El carro mío es un carrito viejo, es un Jetta Volswaven del 83. Es el primero que compré solo con mi propia plata y lo compré nuevecito, ese es el que uso para venir a trabajar. A mi esposa y mis hijas no les gusta que ande en ese carro porque dicen que es peligroso, pero yo creo que es un auto muy bueno, yo lo mantengo muy bien. Cuando me meto debajo del carro me gusta trabajar y jugar con los motores.

¿Hace deporte, dietas?
Las dos cosas. Lo que hago es que veo bien lo que como, mi esposa como médico se asegura de que me cuide y ella y yo caminamos a diario.

¿Es un papá celoso?
No tanto, las chiquillas mías han sido muy buenas, son personas muy responsables, destacadas en sus carreras. Ya soy abuelito, tengo dos que están casadas y estoy contento con esa parte de la familia.

¿Es un esposo detallista?
Soy detallista en todo, con mi esposa tenemos una relación muy bonita, llevamos como 28 años de casados, pero para mí es como que fue ayer, me pegué la lotería con ella.

¿Duerme poco?
Casi nada, me parece que es una pérdida de tiempo, duermo cuatro o tres horas diarias.

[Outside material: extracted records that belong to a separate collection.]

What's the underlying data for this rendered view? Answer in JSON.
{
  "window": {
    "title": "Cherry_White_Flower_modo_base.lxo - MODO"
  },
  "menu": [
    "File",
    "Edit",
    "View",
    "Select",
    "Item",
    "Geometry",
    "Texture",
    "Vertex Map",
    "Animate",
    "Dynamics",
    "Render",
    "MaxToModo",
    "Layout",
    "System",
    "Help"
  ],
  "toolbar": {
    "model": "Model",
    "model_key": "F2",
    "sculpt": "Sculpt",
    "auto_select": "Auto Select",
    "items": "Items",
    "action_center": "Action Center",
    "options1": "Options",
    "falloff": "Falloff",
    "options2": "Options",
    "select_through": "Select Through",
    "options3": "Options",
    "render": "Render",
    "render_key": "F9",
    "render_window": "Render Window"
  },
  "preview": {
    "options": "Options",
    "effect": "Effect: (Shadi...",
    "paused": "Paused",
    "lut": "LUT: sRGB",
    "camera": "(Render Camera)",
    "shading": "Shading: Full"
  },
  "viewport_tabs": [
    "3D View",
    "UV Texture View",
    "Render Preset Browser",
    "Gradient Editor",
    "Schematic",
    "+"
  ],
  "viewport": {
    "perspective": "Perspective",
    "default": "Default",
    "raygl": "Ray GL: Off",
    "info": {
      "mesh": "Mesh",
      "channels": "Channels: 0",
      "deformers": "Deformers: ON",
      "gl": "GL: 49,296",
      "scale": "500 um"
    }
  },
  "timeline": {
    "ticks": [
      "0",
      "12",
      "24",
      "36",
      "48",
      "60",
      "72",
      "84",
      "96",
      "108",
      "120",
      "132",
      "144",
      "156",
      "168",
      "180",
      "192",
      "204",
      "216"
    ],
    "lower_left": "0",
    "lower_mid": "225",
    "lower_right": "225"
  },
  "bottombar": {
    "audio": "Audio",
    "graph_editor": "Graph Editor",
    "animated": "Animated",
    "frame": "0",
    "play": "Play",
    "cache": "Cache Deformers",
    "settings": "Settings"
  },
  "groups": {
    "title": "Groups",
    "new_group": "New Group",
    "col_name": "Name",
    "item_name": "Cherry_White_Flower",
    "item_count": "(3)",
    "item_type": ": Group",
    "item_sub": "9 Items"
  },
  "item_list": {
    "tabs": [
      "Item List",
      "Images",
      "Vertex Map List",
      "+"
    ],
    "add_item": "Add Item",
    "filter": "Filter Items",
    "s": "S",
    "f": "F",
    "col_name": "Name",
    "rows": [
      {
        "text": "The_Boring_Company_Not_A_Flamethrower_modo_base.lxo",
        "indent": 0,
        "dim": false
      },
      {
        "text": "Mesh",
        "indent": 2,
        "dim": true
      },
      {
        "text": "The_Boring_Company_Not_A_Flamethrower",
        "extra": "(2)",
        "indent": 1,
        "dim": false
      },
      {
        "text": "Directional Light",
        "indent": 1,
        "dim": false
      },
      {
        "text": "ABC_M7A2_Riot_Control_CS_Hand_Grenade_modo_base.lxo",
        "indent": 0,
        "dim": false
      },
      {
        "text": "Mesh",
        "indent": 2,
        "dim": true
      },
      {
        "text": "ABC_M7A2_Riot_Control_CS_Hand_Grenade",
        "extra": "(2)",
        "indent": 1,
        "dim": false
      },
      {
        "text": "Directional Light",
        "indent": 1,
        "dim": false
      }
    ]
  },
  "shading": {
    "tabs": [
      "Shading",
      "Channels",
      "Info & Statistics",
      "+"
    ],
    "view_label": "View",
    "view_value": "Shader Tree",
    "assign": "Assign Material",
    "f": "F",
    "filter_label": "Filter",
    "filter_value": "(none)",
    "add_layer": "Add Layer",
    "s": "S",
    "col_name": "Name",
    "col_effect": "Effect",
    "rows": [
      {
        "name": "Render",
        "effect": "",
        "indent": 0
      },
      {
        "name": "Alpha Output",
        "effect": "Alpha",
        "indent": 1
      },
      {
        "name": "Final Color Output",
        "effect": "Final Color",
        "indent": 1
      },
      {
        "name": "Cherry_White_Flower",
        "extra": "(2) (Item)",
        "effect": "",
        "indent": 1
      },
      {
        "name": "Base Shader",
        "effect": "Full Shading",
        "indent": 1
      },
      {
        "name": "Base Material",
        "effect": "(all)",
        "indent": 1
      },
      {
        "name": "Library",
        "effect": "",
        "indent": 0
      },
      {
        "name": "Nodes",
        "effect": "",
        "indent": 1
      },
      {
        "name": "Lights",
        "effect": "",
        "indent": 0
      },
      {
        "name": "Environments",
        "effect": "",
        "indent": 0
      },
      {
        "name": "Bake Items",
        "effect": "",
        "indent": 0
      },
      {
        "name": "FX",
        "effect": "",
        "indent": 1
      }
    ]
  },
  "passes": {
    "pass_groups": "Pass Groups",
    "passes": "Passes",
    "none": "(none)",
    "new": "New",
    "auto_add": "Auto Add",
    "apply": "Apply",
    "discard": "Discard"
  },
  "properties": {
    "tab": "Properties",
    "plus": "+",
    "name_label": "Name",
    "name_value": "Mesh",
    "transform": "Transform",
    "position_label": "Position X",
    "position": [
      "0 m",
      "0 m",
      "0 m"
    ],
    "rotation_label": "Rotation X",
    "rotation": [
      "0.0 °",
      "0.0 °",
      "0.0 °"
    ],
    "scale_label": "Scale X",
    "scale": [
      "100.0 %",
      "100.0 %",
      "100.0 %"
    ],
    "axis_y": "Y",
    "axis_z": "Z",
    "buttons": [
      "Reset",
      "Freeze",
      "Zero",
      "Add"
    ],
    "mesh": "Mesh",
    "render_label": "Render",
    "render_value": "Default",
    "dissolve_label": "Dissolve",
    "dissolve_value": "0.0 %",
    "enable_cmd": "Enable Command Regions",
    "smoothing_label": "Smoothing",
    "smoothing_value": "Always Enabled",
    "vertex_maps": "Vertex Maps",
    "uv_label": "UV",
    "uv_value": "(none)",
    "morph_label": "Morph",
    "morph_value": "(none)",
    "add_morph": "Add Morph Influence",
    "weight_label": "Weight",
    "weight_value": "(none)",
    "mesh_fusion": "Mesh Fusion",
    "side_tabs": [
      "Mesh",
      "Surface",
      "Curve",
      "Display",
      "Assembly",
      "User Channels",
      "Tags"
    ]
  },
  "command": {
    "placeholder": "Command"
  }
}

¿Qué estaría haciendo si no hubiese sido astronauta?
Estaría tratando de ser astronauta.

¿Cuál sería su retiro ideal?
Si me retiro me muero, porque no entiendo qué es eso. Lo que hago no lo veo como trabajo. No siento como que estoy trabajando, para mí es como que todavía estoy jugando. En algún momento sí me imagino viviendo en una casita en Liberia, sembrar arbolitos y hacer algún proyecto con algún ecosistema en mi casa, pero no considero que voy a retirarme.

¿Es cierto que no era tan buen estudiante?
No era buen estudiante, era mediocre, no era ni el mejor ni el peor, casi todos los años desde el 7° hasta el 9° reprobé una materia. Ya en 10° y 11° fue que me destaqué como estudiante, siempre me costó Estudios Sociales, Español y Matemática, tenía cierta adversión al método de estudio tradicional.

¿A qué se debió el cambio los últimos dos años?
Mi papá siempre fue mi héroe, yo le obedecía ciegamente. Al final de los años, me enderezó de una forma muy especial. Me metieron a trabajar en la carretera Villa Colón-Puriscal con los peones y vivir ahí todo el verano cuando todos los muchachos estaban disfrutando de las vacaciones yo tenía que trabajar. Él quería que me diera cuenta lo importante que era el estudio, tenía 16 años, ya el último año estaba bien alineado.

¿Aplica esa misma disciplina con sus hijas?
Lo aplico no solamente con mis hijas, sino también con mis empleados, porque son personas muy jóvenes.